Nicknamed "The Kid" for his infectious smile and enthusiasm, Carter was diagnosed with four small brain tumors in May 2011 and had been receiving chemotherapy and other medical treatments for a type of cancer deemed inoperable.
Carter leaves behind an incredible legacy in many circles for his athletic abilities, charitable endeavors and unyielding faith.
His most recent career path led him to join his daughter and son-in-law, Kimmy and Kyle Bloemers, at Palm Beach Atlantic University where Kimmy is the head softball coach for the Sailfish and Kyle is an assistant athletic director.
Inducted into the Major League Baseball Hall of Fame in 2003, Carter was one of the greatest catchers ever to play the game. Spending a majority of his 19-year playing career with the Montreal Expos and New York Mets, Carter helped lead the Mets to a World Series championship in 1986 as he started a two-out rally in Game Six to propel the Mets to an improbable victory in seven games.
Following his playing career, Carter went into coaching and managing within the minor league ranks and independent baseball before settling in as PBA's head coach in October 2009.
Carter had made Palm Beach County his permanent home since 1982. His Gary Carter Foundation was instrumental in raising funds and awareness for such causes as juvenile diabetes, children with autism and in providing education resources to local schools.
Carter is survived by his wife of 37 years, Sandy.
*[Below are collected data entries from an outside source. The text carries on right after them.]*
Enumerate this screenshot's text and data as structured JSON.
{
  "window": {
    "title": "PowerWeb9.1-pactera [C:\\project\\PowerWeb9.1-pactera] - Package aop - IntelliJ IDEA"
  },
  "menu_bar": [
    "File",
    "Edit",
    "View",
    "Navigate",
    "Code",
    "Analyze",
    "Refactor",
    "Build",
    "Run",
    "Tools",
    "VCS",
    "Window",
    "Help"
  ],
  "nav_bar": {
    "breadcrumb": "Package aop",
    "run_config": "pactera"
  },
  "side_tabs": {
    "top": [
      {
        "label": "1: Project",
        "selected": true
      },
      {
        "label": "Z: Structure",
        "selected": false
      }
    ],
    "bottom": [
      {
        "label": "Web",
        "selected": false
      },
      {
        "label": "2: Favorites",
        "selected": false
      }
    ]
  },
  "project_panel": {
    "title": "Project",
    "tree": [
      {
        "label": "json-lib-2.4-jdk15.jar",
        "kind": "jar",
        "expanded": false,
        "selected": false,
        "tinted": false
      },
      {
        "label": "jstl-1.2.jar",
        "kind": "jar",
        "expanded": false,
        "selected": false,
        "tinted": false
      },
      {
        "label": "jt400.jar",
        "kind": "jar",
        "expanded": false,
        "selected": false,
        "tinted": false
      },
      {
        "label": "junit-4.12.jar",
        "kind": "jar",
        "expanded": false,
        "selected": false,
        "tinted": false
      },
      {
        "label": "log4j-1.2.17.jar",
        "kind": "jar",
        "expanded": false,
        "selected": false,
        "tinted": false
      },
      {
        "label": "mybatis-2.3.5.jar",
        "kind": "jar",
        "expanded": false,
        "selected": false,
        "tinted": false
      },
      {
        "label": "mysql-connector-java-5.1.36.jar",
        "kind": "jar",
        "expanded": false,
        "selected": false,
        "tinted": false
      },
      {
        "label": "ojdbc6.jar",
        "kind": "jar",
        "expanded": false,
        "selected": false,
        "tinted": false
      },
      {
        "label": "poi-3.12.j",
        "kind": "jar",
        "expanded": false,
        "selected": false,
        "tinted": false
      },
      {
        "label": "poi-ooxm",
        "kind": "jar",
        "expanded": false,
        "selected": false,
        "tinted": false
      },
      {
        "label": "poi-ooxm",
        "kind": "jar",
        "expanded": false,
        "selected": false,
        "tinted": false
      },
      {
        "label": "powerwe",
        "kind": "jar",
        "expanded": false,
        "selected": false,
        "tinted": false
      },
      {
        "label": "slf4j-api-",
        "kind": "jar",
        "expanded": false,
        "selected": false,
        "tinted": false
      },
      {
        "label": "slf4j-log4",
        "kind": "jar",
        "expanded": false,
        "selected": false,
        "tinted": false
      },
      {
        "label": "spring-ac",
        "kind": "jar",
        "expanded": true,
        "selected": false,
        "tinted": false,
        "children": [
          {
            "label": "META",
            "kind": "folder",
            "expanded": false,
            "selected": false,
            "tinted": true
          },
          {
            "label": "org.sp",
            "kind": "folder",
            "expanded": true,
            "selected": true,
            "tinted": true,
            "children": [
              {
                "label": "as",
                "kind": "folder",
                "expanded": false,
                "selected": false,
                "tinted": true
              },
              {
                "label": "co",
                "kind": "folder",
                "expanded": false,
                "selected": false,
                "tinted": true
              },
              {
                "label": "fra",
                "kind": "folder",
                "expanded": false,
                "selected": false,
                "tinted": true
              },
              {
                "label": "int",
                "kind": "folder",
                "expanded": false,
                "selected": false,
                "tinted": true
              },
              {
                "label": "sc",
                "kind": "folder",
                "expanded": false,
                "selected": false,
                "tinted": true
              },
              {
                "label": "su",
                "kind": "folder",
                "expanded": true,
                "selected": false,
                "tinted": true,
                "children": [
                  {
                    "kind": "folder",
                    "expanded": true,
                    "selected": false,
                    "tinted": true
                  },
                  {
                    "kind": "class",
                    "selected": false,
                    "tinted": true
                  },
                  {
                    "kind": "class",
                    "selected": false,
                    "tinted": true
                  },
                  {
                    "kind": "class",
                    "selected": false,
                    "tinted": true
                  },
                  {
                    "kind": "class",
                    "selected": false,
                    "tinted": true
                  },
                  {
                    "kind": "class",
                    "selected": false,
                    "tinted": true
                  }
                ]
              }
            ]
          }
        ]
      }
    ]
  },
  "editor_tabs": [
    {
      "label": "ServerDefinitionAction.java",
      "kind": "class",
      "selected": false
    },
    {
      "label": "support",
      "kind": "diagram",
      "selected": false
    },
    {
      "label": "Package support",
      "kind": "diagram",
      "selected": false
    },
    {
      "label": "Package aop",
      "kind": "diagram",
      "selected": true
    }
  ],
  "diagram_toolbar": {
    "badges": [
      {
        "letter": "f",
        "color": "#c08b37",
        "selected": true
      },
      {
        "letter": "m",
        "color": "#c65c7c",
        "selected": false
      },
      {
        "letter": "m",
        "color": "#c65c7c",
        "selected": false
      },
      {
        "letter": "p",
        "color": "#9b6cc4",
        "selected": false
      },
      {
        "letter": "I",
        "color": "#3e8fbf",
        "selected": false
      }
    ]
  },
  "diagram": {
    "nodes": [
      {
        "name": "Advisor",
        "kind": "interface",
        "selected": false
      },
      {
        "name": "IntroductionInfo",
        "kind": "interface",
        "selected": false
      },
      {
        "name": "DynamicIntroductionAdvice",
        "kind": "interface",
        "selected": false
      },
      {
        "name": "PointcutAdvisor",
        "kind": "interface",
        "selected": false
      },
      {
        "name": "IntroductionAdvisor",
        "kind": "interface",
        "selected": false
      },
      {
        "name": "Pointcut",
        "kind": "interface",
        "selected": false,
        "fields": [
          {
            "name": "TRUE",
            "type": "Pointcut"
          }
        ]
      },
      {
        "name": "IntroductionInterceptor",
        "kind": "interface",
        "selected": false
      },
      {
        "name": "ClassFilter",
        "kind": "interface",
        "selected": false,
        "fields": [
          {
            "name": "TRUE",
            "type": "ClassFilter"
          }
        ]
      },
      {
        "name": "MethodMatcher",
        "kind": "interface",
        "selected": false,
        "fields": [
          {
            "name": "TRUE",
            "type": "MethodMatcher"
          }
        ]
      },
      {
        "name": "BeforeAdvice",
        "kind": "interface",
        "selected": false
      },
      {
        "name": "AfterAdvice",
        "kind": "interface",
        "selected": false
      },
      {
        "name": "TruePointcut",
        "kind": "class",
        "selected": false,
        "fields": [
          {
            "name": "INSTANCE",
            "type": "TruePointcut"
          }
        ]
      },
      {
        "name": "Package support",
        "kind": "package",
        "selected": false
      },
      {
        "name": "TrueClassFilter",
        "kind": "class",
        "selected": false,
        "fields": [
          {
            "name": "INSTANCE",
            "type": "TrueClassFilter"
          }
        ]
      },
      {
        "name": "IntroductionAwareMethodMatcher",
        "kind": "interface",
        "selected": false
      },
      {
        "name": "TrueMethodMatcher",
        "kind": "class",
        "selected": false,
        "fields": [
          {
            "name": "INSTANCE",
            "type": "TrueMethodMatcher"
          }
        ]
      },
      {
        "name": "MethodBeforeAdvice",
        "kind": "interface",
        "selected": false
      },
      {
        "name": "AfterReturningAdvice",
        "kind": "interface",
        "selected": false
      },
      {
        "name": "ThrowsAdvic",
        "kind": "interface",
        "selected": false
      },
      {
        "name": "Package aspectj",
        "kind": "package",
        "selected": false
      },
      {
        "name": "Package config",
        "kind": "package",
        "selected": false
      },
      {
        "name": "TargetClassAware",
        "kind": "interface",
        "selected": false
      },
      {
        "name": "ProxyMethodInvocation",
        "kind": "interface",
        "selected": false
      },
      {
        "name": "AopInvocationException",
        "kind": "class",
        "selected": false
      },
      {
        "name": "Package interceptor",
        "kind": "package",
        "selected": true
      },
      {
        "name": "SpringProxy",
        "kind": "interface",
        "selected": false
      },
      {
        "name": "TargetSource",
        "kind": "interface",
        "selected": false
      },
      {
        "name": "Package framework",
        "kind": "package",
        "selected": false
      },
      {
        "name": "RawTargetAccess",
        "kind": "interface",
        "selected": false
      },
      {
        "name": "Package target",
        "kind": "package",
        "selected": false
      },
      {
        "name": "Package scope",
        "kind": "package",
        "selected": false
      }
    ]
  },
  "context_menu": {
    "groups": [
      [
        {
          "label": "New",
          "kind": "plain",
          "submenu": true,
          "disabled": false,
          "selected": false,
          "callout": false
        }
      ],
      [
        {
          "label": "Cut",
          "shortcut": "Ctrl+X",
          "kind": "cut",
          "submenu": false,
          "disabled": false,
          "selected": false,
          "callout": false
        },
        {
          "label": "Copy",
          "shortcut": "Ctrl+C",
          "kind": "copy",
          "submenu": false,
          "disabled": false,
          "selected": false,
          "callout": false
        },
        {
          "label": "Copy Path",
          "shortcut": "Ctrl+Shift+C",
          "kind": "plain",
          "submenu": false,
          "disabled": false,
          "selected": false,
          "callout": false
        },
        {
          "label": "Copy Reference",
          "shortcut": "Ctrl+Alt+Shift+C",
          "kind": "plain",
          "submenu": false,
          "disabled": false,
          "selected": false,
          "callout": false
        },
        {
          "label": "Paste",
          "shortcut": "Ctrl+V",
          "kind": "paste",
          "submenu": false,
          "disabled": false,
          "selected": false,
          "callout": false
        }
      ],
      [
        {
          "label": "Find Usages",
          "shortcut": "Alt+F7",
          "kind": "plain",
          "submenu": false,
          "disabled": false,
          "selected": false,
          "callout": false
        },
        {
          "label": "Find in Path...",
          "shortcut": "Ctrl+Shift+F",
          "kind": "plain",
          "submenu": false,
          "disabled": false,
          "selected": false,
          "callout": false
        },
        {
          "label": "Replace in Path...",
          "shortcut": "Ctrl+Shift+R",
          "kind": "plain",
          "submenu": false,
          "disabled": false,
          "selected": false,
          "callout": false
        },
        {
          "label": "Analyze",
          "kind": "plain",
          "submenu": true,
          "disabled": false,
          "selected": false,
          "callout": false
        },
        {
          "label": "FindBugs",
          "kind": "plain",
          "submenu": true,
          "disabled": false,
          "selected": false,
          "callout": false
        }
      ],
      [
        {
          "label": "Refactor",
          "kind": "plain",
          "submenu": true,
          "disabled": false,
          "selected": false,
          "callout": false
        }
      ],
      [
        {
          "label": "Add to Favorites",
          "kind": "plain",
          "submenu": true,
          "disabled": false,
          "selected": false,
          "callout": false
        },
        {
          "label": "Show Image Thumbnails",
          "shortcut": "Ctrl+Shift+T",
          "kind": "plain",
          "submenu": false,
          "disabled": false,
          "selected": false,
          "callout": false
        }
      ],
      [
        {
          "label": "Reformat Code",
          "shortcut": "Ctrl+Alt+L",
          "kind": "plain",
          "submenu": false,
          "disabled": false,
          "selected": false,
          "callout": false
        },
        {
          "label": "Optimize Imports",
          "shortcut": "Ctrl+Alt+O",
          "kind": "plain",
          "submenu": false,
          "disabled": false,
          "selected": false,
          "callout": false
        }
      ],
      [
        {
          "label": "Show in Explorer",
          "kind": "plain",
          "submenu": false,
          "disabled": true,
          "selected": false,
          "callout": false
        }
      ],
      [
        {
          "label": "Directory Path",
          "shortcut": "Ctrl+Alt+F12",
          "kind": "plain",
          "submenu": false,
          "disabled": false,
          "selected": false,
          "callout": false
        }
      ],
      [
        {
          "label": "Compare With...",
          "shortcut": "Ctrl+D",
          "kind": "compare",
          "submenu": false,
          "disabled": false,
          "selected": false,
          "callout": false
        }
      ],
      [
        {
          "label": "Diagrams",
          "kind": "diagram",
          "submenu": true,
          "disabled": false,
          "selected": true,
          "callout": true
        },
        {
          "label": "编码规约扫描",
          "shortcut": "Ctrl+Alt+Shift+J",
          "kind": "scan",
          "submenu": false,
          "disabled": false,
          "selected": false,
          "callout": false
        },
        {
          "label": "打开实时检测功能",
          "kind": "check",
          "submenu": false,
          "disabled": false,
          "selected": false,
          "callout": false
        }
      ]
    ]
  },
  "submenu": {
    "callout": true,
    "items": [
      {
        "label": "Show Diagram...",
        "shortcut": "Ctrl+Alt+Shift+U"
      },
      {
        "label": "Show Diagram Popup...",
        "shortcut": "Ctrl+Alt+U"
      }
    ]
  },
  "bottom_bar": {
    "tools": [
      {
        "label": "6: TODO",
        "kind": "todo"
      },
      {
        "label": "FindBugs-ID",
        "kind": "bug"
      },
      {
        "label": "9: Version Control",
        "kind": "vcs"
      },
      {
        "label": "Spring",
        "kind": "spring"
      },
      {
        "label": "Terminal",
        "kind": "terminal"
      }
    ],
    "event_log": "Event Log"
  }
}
The couple has three children, Christy Kearce, Kimmy Bloemers and D.J Carter, and three grandchildren.
It seemed almost providential that Carter came to Palm Beach Atlantic when he did, Kimmy Bloemers said. The family always had a home in South Florida, where the Montreal Expos came for spring training. After his career in the majors, Carter traveled a lot as a broadcaster and baseball manager. When Palm Beach Atlantic approached him about the coaching position, he embraced the opportunity to invest in a Division II program at a Christian university and spend more time with his family.
Although Carter wanted to improve the team, he had a higher purpose in mind.
"My primary goal is to help these young athletes become better Christians and prepare them for life, not just baseball," Carter said in 2009 when the university announced he was joining the staff.
Many of PBA's ball players chose the school because they wanted to learn under the famous catcher.
"When I heard he was the coach here, I didn't believe it at first," Sailfish second baseman Michael Lyon said. "Some Major League players don't care to give back to others like he has."
Murray, who plays Carter's old position, said the coach took him under his wing and taught him both the physical and mental aspects of the game.
"He's always positive, trying to motivate people to do their best and give 100 percent," Murray said, adding that Carter enjoyed telling the team stories from his past, including the two-out, two-strike base hit that sparked the Mets' three-run rally in the bottom of the 10th inning in Game Six of the 1986 World Series.
"But he's always quick to say he never would have made it as far if he didn't have Christ as his Savior. He's always giving glory to God."